Hello, my name is Alan and I’m 43. I’m married to Debbie and we have two children – Katie, aged 14 and Aaron who's 12. Debbie works part-time as a pre-school nursery assistant, as well as in a supermarket one night a week and earns approximately £7,000 a year. I work for a telecommunications company as an account manager and have total earnings of approximately £43,000. We are both basic rate tax payers.
We currently claim Child Benefit of £33.70 per week for the kids and this goes towards their clothing, school dinners and trips etc. Whilst Katie can leave school at age 16, she wants to stay on at sixth form and then possibly go to university and Aaron has to stay on until 18 anyway.
We are already aware that from next April we will lose the ‘family element’ of the Child Tax Credit (CTC) payment of up to £545 each year, as our household income will be above the new limit of £40,000, but we have also heard in the news that Child Benefit is also changing.
I’ve read in the press that this only affects higher rate tax payers and therefore we shouldn’t be affected, but have also been told by a colleague that we could still lose it and don’t understand why. On top of the lost CTC, we really cannot afford to lose a further £1,750 each year and were actually hoping to start saving a small amount of this in the future, in case Katie goes to university, as currently we’ve got no investments or savings to speak of.
This has prompted me to speak with my financial adviser for help.
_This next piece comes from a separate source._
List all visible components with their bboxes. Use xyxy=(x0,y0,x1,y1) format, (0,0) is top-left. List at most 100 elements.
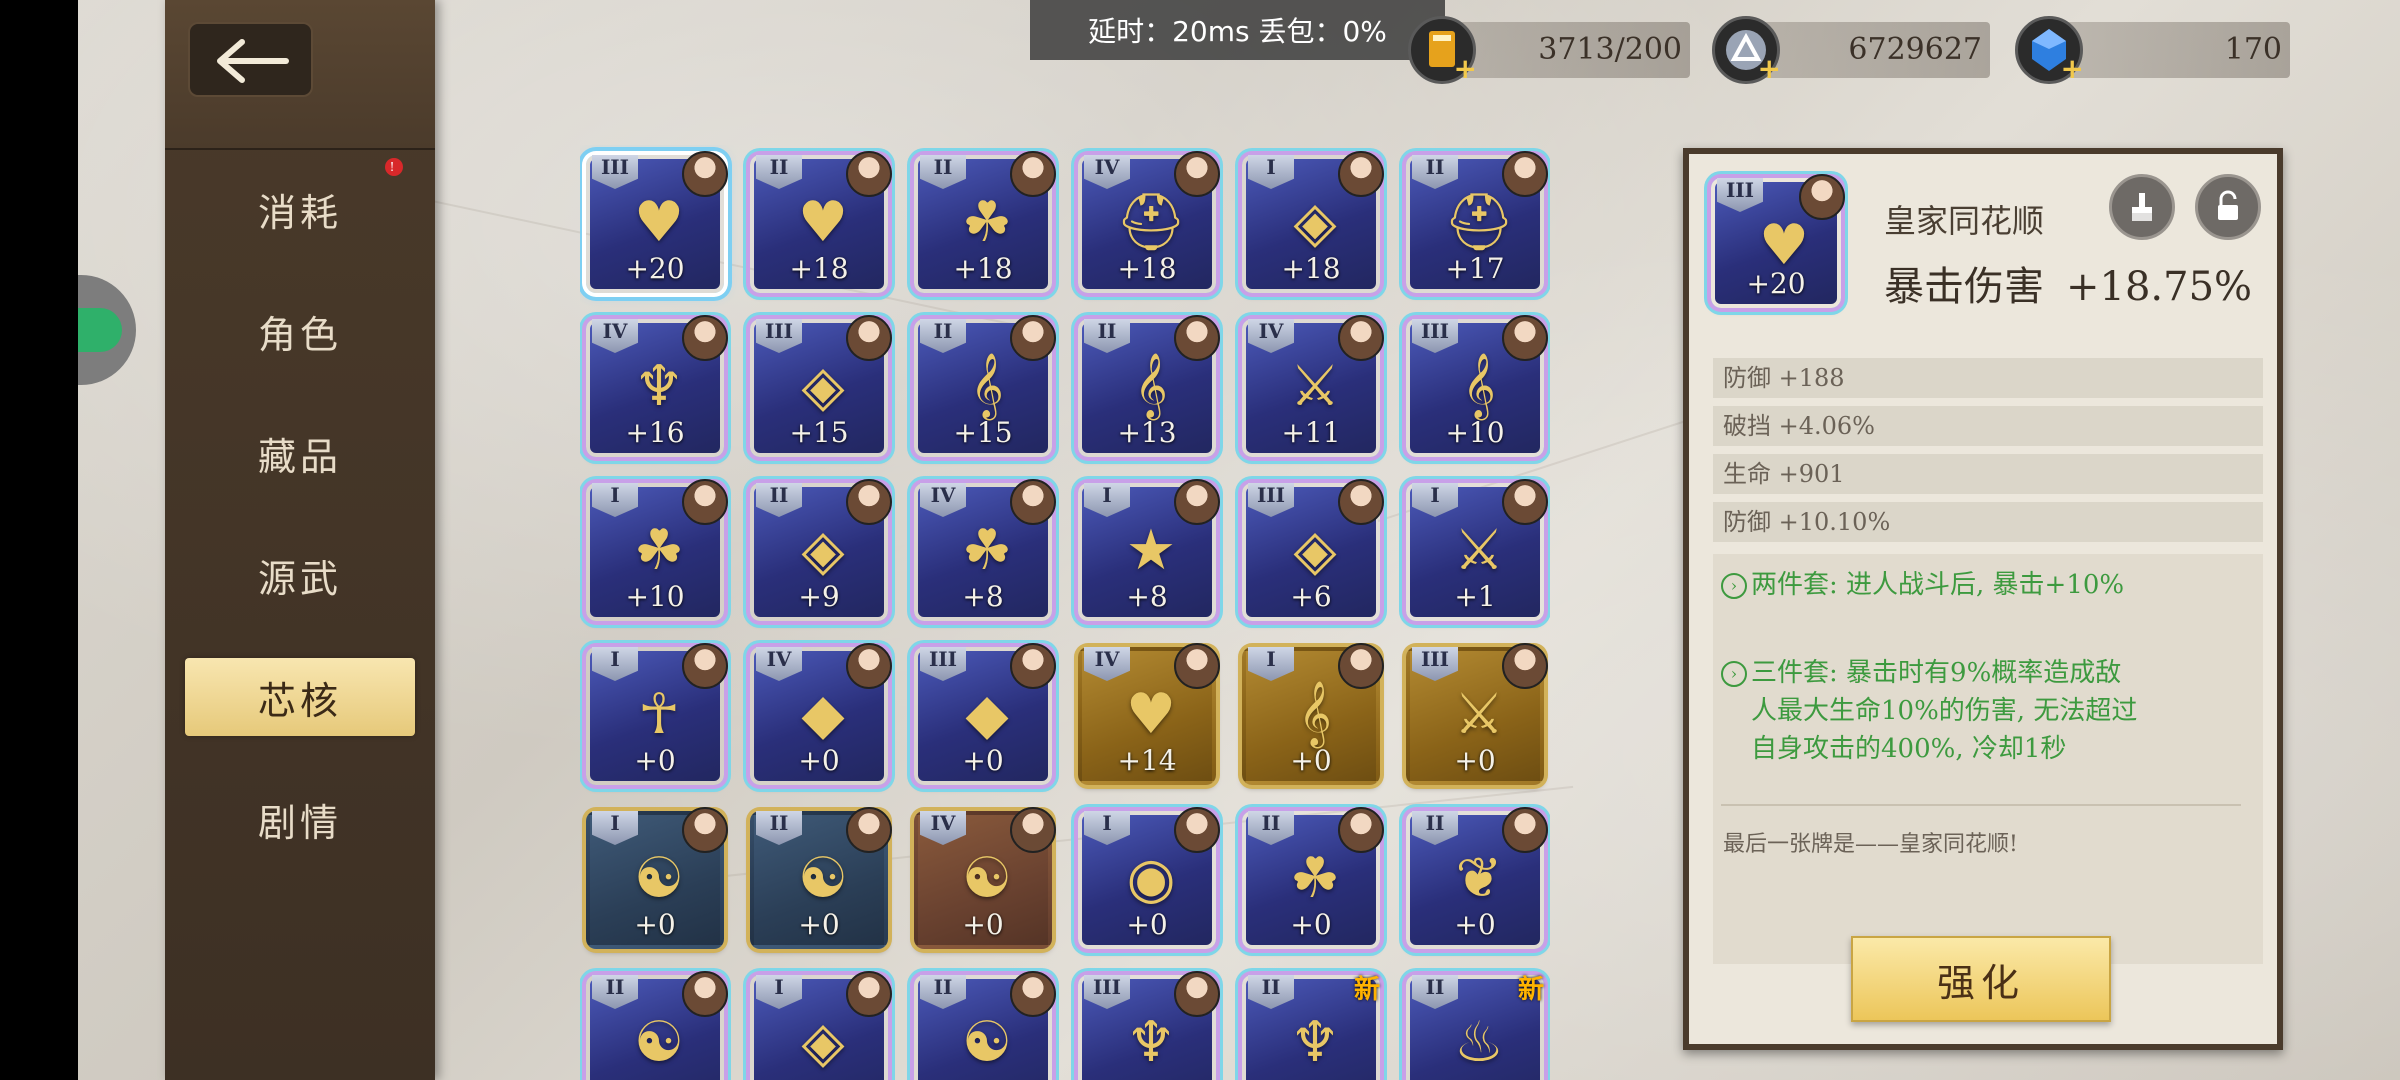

He explained that Child Benefit will be withdrawn from January 2013 for families where one or more parent is a higher rate taxpayer and that contrary to press speculation, Child Benefit will (at present anyway) continue to be paid for children up to age 19 if in full-time education.
However, he has advised that due to changes in the personal allowance and basic rate tax bands from April 2011, I could become a higher rate tax payer and lose Child Benefit. He explained this is because that whilst I am currently a basic rate tax payer, as the higher rate tax threshold is reducing to £42,375 (below my total earnings), I will become a higher rate tax payer and we will lose Child Benefit – the Child Benefit Trap!
He has advised the options available to me, in order to remain a basic rate tax payer, are to reduce my salary (through requesting a pay cut or salary sacrifice to fund a personal pension) or increase my basic rate tax band (through charitable giving or making a contribution into a personal pension). Taking a pay cut or charitable giving is not appealing and whilst I would like to put additional money into a pension, it is not a priority as we cannot afford to.
However, my adviser has highlighted that by requesting my employer to allow salary sacrifice of only £625 into their personal pension scheme (at a net cost of £375 to me) we would recoup the Child Benefit in full and overall be approximately £1,377 better off. As there would also be a saving in mine and my employers NICs, they might also contribute.
He has also pointed out that an alternative was for me to make a £500 contribution into my own personal pension (grossed up to £625 with tax relief), which would also recoup the Child Benefit, as well as fund for retirement.
Although both methods recoup Child Benefit and mean that I invest £625 (with tax relief) into a personal pension, the one that appeals to me most, is making a contribution into my own personal pension, as this provides me with a more flexible approach to funding for my retirement in future.